How to throttle concurrent Async webrequests

2019-07-11 03:53发布

问题:

I often need to make a large number of webrequests, without overloading the network

I currently do this by running synchronous requests in parallel, utilizing ThreadPool.SetMinThreads and MaxDegreeOfParallelism to exactly specify how many requests run concurrently

Now this works just fine, but it feels wrong.

I would really like to utilize async methods, but i cant work out how to limit the number of concurrent requests.

A simplified example of my parallel way of doing this( using a webclient and no error handling for brevity):

Private Function SearchSitesForKeywordInParallel(ByVal keyword As String, ByVal sites As String(), ByVal maxConcurrency As Integer) As String()
    Dim po As New ParallelOptions
    po.MaxDegreeOfParallelism = maxConcurrency
    Threading.ThreadPool.SetMinThreads(maxConcurrency, 2)
    Dim sitesContainingKeyword As New Concurrent.ConcurrentBag(Of String)

    Parallel.For(0, sites.Count, po, Sub(i)
                                         Dim wc As New Net.WebClient
                                         wc.Proxy = Nothing
                                         Dim pageSource As String = wc.DownloadString(sites(i))
                                         If pageSource.Contains(keyword) Then
                                             sitesContainingKeyword.Add(sites(i))
                                         End If
                                     End Sub)
    Return sitesContainingKeyword.ToArray
End Function

This is a blocking function, which is what i require.
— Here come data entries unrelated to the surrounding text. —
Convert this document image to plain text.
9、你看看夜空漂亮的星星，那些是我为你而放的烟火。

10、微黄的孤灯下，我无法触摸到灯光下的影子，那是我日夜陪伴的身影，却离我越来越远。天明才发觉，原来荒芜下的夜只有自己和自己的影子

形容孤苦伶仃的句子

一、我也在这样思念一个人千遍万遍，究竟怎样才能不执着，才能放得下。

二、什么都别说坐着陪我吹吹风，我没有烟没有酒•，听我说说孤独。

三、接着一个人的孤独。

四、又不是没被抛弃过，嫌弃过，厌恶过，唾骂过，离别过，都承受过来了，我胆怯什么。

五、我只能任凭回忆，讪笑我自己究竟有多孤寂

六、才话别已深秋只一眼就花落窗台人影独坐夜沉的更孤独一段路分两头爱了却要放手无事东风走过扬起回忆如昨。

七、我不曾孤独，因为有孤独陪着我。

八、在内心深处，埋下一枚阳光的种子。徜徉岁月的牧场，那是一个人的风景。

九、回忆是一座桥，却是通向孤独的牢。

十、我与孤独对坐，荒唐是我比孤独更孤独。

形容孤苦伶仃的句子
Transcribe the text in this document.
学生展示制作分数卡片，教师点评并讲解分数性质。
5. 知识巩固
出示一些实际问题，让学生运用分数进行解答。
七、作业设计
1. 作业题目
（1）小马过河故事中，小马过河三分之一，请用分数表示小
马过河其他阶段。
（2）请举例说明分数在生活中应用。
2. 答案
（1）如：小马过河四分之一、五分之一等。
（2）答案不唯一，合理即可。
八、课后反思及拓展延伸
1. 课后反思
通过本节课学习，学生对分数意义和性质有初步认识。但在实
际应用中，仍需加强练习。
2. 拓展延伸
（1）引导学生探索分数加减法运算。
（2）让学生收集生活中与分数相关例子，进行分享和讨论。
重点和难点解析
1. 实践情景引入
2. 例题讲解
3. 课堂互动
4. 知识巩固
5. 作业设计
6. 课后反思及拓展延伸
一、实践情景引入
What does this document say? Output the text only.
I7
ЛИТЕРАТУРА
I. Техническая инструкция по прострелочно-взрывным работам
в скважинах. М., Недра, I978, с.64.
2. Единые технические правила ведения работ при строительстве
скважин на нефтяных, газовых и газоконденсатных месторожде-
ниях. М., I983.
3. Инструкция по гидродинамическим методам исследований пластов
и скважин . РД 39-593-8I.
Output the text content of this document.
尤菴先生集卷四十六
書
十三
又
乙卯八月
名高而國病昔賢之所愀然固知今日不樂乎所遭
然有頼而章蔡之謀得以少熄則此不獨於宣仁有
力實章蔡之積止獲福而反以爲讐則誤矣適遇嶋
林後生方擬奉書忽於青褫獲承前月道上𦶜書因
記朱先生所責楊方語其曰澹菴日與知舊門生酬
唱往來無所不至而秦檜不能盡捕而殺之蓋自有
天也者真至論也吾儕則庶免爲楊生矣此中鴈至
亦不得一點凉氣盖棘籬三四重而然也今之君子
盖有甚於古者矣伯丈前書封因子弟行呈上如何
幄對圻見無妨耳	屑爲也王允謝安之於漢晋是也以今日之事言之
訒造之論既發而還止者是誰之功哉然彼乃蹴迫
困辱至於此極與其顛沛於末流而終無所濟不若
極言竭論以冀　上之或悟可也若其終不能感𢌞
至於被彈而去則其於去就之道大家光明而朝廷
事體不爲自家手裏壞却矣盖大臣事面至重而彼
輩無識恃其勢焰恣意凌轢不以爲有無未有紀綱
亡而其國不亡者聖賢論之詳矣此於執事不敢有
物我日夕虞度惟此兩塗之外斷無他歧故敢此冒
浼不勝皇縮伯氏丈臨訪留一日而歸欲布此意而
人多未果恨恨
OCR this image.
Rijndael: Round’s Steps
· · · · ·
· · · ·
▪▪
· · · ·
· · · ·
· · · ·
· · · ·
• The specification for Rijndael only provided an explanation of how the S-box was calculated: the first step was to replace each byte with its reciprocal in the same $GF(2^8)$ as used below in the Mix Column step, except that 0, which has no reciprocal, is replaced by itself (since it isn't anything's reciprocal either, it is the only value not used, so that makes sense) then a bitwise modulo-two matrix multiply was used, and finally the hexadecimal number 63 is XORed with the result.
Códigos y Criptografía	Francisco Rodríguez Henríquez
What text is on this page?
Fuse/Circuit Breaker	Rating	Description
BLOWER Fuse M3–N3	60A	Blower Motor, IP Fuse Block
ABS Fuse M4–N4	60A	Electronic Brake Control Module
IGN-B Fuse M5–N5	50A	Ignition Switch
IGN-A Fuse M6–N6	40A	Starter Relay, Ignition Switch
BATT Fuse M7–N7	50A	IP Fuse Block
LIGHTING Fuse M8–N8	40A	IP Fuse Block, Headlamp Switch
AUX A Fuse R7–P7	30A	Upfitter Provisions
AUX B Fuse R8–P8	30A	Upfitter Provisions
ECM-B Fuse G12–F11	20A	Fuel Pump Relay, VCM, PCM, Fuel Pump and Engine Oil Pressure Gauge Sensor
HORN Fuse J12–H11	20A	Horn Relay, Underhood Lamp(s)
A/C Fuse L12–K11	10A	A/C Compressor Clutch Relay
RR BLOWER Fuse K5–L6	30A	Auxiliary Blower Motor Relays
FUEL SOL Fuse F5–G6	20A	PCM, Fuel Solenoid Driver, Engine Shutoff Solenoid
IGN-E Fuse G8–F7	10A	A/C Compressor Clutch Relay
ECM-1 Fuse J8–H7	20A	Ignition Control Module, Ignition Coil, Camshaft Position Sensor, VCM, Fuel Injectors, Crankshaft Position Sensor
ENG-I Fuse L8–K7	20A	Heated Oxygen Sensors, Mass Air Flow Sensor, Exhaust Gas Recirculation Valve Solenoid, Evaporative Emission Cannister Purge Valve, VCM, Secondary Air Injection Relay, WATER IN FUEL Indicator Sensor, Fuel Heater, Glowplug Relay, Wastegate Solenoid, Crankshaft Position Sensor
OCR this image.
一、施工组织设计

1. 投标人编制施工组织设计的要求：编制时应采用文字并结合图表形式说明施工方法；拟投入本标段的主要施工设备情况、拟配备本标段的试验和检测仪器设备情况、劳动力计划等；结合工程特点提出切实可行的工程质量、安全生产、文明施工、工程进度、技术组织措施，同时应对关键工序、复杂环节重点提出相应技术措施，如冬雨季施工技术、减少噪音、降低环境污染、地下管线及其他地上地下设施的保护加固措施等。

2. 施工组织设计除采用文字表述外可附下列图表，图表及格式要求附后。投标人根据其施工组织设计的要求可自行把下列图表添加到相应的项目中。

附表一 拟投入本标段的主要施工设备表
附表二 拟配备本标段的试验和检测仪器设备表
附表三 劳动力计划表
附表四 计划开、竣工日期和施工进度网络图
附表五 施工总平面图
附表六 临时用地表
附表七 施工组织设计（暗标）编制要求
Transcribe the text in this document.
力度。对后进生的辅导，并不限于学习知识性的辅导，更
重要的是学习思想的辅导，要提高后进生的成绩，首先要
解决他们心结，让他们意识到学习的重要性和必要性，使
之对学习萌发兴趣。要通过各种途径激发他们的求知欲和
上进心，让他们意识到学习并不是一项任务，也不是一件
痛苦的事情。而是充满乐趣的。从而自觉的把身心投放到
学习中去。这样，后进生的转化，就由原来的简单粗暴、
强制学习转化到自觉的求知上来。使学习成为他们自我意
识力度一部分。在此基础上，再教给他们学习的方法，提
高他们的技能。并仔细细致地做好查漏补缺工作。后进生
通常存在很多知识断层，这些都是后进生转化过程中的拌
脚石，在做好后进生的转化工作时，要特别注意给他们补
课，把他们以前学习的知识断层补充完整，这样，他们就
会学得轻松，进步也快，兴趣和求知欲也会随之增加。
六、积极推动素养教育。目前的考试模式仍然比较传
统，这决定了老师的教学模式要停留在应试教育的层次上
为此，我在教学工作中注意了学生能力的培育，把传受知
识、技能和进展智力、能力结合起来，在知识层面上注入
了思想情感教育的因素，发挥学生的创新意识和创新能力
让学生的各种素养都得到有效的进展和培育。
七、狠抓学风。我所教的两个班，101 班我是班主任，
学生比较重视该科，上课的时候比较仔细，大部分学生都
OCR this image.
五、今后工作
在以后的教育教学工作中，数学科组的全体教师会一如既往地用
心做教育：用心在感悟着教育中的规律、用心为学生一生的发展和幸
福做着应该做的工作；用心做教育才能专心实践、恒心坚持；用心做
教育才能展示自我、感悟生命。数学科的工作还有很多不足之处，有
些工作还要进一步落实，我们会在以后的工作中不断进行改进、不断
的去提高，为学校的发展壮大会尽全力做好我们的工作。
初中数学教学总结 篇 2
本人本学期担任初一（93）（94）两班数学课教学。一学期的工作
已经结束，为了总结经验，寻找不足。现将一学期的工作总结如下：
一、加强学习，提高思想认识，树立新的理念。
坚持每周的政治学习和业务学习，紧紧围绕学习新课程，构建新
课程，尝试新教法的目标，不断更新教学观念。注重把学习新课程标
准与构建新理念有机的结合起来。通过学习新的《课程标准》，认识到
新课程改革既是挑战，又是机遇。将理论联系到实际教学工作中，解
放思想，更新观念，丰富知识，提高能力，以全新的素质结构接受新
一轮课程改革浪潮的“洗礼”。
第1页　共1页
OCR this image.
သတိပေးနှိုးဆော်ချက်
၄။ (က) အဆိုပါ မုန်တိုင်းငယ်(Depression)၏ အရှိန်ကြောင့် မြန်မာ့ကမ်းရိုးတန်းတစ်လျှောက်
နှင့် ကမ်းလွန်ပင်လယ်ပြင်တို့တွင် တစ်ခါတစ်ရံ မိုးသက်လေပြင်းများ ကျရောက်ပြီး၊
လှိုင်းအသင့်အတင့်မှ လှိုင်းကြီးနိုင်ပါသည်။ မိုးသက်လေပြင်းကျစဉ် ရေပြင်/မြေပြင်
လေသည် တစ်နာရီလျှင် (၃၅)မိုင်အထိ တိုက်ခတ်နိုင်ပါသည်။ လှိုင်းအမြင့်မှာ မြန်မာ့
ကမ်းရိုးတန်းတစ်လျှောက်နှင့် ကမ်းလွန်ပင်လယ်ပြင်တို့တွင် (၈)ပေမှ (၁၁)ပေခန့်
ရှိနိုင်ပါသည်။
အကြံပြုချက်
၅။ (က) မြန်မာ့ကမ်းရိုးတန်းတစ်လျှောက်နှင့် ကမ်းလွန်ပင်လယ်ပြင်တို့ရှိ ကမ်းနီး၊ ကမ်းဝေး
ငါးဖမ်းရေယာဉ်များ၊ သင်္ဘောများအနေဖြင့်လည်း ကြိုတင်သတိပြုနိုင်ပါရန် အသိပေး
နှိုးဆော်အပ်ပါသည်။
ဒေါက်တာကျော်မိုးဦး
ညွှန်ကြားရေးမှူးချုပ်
Now i have tested the webclient.downloadStringAsync method in a regular for loop, and it will fire all the requests pretty much at once, overloading the network.

What i would like to do is initially make X requests, then make new ones as each response comes back.

I am fairly sure tasks is the way to go, and im positive a have read some very nice implementations in c#, but my c# experience is limited, and i have a hard time translating c# lambadas to vb.net.

I am also limited to vs2010 and .net4, so the niceties of .net4.5 async await are not an option for me.

Any help very much appreciated

回答1:

You can do this asynchronously in VB.NET using the Wintellect Powerthreading library's AsyncEnumerator class, which you can get from NuGet.

This gives you some of the functionality of Await but works in VS2010 with .Net 2.0 to 4.0 while giving you an upgrade path to the 4.5 async features.

The downside is that the WebClient async methods require an EAP-to-APM shim based on Task<> to be used with AsyncEnumerator, so the code is quite a lot more complicated.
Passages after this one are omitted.